We need immigration solutions to fight inflation, bolster our economy and compete in the world. Plain and simple.
But you don’t have to take our word for it.
A long line of research suggests that increasing immigration can help stave off inflation, stabilize the labor market and perhaps fight off a recession, report Ben Winck and Jason
Lalljee of Insider. "Increased immigration … provides a rare chance to rebalance the labor market and drag inflation
lower without driving millions of Americans out of work," they conclude. Separately, researchers at Brookings highlight how the immigrant workforce benefits U.S. workers.
Zoom in on specific sectors: The aging services industry is struggling to fill 11 million job openings, reports Kimberly Bonvissuto of McKnights Senior Living. In construction, Sebastian Obando of Construction
Dive reports that there are currently 407,000 unfilled jobs, with
experts banking on immigration to help fill them.
On the global competition side, a new report the National Academies urges the U.S. to better compete with China and other countries, per Stuart Anderson of Forbes. The report recommends increasing immigration as well as attracting and retaining more foreign-born talent. "Internationally, the United States needs to find new and better ways to encourage scientists, engineers, and their families to come to this country to work and live," the researchers recommend in part. Our Council on National Security and Immigration leaders have sounded similar themes.
All of this comes as inflation and immigration are top of mind for American voters, as Julia Manchester reports in The Hill. So, let’s find solutions that restore order at the border and address inflation and labor fluctuations, not to mention protect Dreamers and help farmers. Americans support such reforms.
Welcome to Wednesday’s edition of The Forum Daily. I’m Dan Gordon, the Forum’s strategic communications VP. If you have a story to share from your own community, please send it to me at [email protected].

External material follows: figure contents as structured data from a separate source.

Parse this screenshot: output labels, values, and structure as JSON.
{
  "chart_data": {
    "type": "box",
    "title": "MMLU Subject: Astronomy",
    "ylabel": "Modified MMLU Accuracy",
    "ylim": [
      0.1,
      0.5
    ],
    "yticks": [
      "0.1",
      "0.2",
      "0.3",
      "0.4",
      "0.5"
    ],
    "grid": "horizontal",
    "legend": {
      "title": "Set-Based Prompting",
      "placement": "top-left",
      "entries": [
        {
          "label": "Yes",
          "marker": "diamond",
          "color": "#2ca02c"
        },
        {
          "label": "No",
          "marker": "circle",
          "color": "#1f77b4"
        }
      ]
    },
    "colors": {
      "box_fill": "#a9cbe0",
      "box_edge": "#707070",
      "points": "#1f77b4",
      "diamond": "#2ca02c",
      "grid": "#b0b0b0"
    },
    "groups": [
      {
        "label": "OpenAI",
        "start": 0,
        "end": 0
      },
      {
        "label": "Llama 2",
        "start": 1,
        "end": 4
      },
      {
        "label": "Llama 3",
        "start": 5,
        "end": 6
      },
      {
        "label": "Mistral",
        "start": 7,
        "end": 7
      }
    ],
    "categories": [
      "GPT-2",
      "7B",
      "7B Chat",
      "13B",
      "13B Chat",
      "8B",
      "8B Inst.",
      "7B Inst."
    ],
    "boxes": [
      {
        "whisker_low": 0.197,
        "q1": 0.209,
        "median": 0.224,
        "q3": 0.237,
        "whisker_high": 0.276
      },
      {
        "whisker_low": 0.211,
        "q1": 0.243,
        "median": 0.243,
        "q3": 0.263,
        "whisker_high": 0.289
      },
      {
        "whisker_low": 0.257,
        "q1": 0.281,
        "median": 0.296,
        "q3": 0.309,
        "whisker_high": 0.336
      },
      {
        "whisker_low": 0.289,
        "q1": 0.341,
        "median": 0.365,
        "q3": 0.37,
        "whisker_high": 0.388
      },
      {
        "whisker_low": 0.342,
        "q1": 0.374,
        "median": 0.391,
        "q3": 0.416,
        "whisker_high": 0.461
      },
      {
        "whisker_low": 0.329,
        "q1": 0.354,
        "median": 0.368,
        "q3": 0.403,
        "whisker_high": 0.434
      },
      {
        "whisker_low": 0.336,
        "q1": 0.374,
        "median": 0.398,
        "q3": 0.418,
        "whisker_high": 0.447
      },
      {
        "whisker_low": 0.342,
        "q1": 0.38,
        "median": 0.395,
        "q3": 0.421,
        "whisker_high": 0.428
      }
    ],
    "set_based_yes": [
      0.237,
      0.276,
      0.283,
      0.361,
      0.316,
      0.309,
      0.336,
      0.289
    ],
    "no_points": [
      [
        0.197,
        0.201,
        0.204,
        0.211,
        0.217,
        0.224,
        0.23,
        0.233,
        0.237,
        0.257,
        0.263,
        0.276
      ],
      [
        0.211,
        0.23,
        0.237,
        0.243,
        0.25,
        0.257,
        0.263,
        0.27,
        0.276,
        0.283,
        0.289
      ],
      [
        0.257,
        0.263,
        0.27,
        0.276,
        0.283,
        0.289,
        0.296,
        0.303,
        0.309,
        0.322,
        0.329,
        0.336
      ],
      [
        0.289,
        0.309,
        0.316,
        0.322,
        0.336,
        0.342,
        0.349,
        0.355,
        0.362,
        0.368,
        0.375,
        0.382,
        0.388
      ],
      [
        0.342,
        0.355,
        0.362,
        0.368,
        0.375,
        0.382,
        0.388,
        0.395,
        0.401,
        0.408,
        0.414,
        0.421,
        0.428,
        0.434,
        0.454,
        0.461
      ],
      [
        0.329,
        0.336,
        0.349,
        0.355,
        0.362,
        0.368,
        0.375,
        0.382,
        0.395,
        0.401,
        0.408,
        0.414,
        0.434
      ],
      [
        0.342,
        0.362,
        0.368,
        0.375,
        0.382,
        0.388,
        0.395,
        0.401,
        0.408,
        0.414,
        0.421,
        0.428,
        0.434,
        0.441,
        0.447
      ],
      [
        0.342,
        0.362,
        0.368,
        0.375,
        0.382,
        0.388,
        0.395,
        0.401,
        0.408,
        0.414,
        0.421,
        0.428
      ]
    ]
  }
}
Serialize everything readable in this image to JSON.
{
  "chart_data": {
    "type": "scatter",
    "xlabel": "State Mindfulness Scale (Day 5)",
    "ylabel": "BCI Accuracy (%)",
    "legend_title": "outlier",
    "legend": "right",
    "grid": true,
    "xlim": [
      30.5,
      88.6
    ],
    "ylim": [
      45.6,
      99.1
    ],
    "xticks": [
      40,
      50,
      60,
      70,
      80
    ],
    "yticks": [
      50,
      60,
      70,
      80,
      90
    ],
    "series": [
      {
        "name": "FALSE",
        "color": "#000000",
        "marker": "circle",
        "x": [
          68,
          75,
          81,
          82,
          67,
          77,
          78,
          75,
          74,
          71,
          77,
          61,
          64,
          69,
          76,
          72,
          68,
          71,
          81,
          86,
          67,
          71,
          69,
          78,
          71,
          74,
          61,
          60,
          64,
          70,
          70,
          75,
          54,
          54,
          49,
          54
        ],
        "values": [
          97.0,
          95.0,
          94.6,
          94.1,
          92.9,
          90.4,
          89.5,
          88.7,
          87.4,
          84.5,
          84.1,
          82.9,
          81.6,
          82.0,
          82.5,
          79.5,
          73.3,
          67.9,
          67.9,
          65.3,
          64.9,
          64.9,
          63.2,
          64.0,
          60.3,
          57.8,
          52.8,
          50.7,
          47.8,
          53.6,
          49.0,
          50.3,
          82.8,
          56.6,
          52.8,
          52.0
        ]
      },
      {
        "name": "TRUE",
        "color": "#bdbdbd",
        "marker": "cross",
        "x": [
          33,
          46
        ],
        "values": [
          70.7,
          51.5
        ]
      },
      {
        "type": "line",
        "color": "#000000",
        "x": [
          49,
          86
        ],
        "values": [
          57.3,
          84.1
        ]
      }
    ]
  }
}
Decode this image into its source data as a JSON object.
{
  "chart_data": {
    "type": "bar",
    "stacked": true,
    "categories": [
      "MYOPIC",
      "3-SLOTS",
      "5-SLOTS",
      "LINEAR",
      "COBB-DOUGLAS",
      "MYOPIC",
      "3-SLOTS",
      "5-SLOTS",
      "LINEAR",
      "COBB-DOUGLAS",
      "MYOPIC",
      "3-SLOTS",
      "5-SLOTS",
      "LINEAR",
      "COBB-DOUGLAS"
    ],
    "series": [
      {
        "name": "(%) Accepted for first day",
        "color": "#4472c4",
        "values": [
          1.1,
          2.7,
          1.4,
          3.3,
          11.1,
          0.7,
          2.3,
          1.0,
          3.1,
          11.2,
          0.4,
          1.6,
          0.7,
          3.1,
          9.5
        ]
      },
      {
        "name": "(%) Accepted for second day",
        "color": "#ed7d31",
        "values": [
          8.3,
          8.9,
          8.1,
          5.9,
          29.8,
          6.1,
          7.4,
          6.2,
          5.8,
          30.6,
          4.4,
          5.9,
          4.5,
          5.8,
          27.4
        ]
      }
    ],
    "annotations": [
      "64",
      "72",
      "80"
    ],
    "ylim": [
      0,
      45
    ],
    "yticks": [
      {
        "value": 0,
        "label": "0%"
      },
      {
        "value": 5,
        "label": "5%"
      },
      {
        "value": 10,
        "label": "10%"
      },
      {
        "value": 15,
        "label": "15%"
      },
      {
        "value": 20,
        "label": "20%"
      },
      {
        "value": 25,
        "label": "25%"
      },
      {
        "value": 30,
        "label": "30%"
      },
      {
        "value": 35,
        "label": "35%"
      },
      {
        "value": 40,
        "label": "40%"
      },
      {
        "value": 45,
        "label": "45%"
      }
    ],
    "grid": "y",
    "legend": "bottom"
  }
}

NEW PAROLE PROGRAM — The Department of Homeland Security (DHS) has launched a new parole program for Venezuelan asylum seekers, as Al Jazeera reports. However, immigrant advocates continue to raise concerns about the
Biden administration’s decision to simultaneously expand the use of Title 42 to rapidly expel Venezuelan asylum seekers at the U.S.-Mexico border, report Rebecca Beitsch and Rafael Bernal of The Hill. In Catholic News ServiceBishop Mark J. Seitz of El Paso, Texas, also a Forum board member, says, "Now we must all work harder, especially the faith community, to build a culture of hospitality that respects the dignity of those who migrate, and to continue to press lawmakers and the Biden administration to establish a safe, humane, functioning and rights-respecting system to ensure protection to those in need."
MORE SOLUTIONS — Speaking of Catholic bishops, their push continues for government leaders to set partisanship aside and work together to find immigration solutions, reports John Lavenburg of Crux. "We simply cannot allow partisan divisions to continue to impede the needed interventions of government," Auxiliary Bishop Mario Dorsonville of Washington, D.C., said in a statement yesterday. "… National, state, and local governments must work collaboratively with one another
and civil society to devise a collective and human response to the unavoidable reality of migration, seeking to embrace the potential it offers. In this context, strong federal leadership is especially important."
PROTECTIONS FOR DREAMERS — Deferred Action for Childhood Arrivals (DACA) recipients continue to live in uncertainty as their protections could be ended by a court decision soon. In an op-ed for The Press Herald, Carroll Conley, executive director of the Christian Civic League of Maine, calls on his state’s legislators in Congress to protect Dreamers: "It’s a biblical principle that we ought not hold children responsible for their parents’ decisions. ... [Congress] should act immediately to solve multiple crises — and I’m praying that Maine’s U.S. senators will once again lead the way." Separately, some "documented Dreamers" are already facing self-deportation while waiting for a solution from Congress, Mollie Swayne reports in KCRG. An amendment to the National Defense Authorization Act (NDAA) could change the future of thousands of documented dreamers — and we’d note that national security leaders support it.
LAWSUIT AGAINST ICE — Five nonprofit legal services organizations are suing U.S. Immigration and Customs Enforcement (ICE) for allegedly preventing them from adequately communicating with their clients, reports Greg LaRose of the Louisiana Illuminator. The complaint describes limited access to private spaces for confidential conversations, expensive phone access, and difficult scheduling requirements among the obstacles lawyers face. "The right to a lawyer should be the minimum level of fairness that someone gets when the government puts them in jail," said Homero López Jr., legal director of Immigration Services and Legal Advocacy (ISLA).